Closed alexxroche closed 5 years ago

alexxroche commented 5 years ago

If the user has multiple citizenship, each country may make requirements about their disclosure of attributes. This means that the client MUST have sufficient abstraction for the grouping of a single citizen "identity" under a separate, (or the same) PIN. This will also help with the duress resistance and deniability features that the client app require.

It would be nice if the user also has the option to view all attributes in all of their citizenship's at once, (but some very good UI/UX is required to help the user sign with their intended citizenship.)

Additionally this will help with heirloom identities that can/will be passed between users. (If I become Dean of another University, I can import that attribute from my predecessor, to show continuity.)

davidv1992 commented 5 years ago

Sorry for the late response. Currently the ideas described are not on our roadmap. In terms of remote disclosure, not revealing whether you have an attribute is already covered, since the protocol used during sessions does not disclose whether a session was cancelled due to the user not wanting to give the requested data, or the user not having said data.
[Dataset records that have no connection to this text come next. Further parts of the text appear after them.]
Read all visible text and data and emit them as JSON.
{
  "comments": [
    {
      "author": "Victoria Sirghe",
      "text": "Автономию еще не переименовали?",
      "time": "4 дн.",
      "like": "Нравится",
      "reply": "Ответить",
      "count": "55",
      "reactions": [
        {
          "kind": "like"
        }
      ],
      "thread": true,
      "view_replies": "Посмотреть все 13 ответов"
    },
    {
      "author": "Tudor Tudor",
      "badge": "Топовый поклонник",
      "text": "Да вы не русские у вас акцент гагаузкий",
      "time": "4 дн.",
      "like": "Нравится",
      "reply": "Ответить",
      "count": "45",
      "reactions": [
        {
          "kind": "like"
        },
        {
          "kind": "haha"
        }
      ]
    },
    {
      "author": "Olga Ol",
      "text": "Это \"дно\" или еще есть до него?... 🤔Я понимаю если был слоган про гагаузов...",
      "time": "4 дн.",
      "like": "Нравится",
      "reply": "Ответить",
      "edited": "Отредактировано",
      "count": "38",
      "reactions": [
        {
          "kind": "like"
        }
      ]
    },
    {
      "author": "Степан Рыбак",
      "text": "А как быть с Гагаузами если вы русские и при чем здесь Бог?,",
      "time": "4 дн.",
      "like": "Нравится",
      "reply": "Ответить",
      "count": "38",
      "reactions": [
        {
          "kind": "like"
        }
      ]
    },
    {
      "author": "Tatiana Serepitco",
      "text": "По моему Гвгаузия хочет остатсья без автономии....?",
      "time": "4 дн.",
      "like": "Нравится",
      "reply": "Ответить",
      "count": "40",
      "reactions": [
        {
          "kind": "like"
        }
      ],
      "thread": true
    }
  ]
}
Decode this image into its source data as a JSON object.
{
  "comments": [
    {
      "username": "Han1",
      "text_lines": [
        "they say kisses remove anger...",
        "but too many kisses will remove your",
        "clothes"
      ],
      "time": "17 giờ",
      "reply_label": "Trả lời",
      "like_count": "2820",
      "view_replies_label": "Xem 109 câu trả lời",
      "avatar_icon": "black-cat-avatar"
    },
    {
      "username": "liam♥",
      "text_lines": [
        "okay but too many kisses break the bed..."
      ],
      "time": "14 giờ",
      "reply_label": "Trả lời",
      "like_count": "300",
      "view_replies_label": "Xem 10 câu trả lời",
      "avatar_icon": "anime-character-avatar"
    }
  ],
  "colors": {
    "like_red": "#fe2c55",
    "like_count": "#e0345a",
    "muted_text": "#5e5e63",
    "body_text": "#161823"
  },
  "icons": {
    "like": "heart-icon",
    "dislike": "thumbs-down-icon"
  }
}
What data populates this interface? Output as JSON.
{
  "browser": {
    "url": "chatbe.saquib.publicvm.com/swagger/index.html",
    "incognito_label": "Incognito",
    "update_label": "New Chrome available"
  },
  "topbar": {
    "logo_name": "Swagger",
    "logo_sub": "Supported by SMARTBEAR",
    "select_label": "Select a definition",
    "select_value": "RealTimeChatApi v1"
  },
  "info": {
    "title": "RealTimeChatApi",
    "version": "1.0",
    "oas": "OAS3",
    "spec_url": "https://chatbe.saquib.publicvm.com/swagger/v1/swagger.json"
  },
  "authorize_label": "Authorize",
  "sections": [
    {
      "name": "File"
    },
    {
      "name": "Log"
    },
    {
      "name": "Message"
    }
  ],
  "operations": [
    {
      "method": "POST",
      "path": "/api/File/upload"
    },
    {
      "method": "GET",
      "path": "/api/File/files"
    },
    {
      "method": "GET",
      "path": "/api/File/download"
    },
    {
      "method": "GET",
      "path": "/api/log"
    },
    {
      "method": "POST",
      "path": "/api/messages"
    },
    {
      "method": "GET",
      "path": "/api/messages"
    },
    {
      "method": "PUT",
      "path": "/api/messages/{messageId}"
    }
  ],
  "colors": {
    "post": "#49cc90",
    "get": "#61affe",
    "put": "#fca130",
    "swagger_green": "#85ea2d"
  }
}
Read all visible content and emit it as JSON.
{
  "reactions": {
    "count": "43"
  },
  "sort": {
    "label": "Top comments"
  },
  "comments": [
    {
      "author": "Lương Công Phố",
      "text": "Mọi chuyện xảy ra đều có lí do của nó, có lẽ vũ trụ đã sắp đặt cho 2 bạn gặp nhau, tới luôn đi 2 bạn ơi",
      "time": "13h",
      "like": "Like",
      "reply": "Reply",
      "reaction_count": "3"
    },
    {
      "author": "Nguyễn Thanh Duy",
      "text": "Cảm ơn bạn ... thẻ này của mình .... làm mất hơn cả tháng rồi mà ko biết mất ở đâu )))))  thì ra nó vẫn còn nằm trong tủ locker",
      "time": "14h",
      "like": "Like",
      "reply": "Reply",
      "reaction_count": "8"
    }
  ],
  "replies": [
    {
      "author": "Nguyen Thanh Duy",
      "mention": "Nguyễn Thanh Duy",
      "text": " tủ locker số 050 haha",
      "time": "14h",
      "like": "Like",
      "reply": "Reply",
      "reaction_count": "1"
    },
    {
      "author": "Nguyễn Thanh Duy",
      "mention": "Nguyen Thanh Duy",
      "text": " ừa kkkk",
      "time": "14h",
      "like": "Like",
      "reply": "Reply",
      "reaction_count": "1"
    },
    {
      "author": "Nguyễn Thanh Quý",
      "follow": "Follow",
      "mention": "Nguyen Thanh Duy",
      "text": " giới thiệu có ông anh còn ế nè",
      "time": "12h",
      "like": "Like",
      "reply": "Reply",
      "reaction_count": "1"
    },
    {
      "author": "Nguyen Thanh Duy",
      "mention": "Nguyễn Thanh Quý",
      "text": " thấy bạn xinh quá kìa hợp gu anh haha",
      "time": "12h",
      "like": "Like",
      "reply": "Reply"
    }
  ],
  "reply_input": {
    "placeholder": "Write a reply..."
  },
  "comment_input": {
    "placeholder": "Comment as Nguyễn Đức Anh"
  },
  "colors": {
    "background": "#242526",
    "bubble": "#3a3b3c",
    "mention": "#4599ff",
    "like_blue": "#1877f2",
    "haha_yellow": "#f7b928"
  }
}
For the physical (somebody standing next to you) attack scenarios, it is actually near impossible to implement this securely on phones. If a government entity manages to force you into unlocking your phone, they will unfortunately always be able to read the information currently in the app (whether the app wants this or not), and there is no realistic way of encrypting data to prevent this.

For heirloom identities, irma doesn't really work that way. Irma itself isnt organised in identities, but rather in terms of credentials, which are sets of information about you, verified by some 3rd party. So you dont really have an identity in the app immediately, as much as you have an attestation that you have that identity. Hence, should an heirloom identity move on to another person, the flow is that that person should request a new credential attesting that they now have that heirloom identity.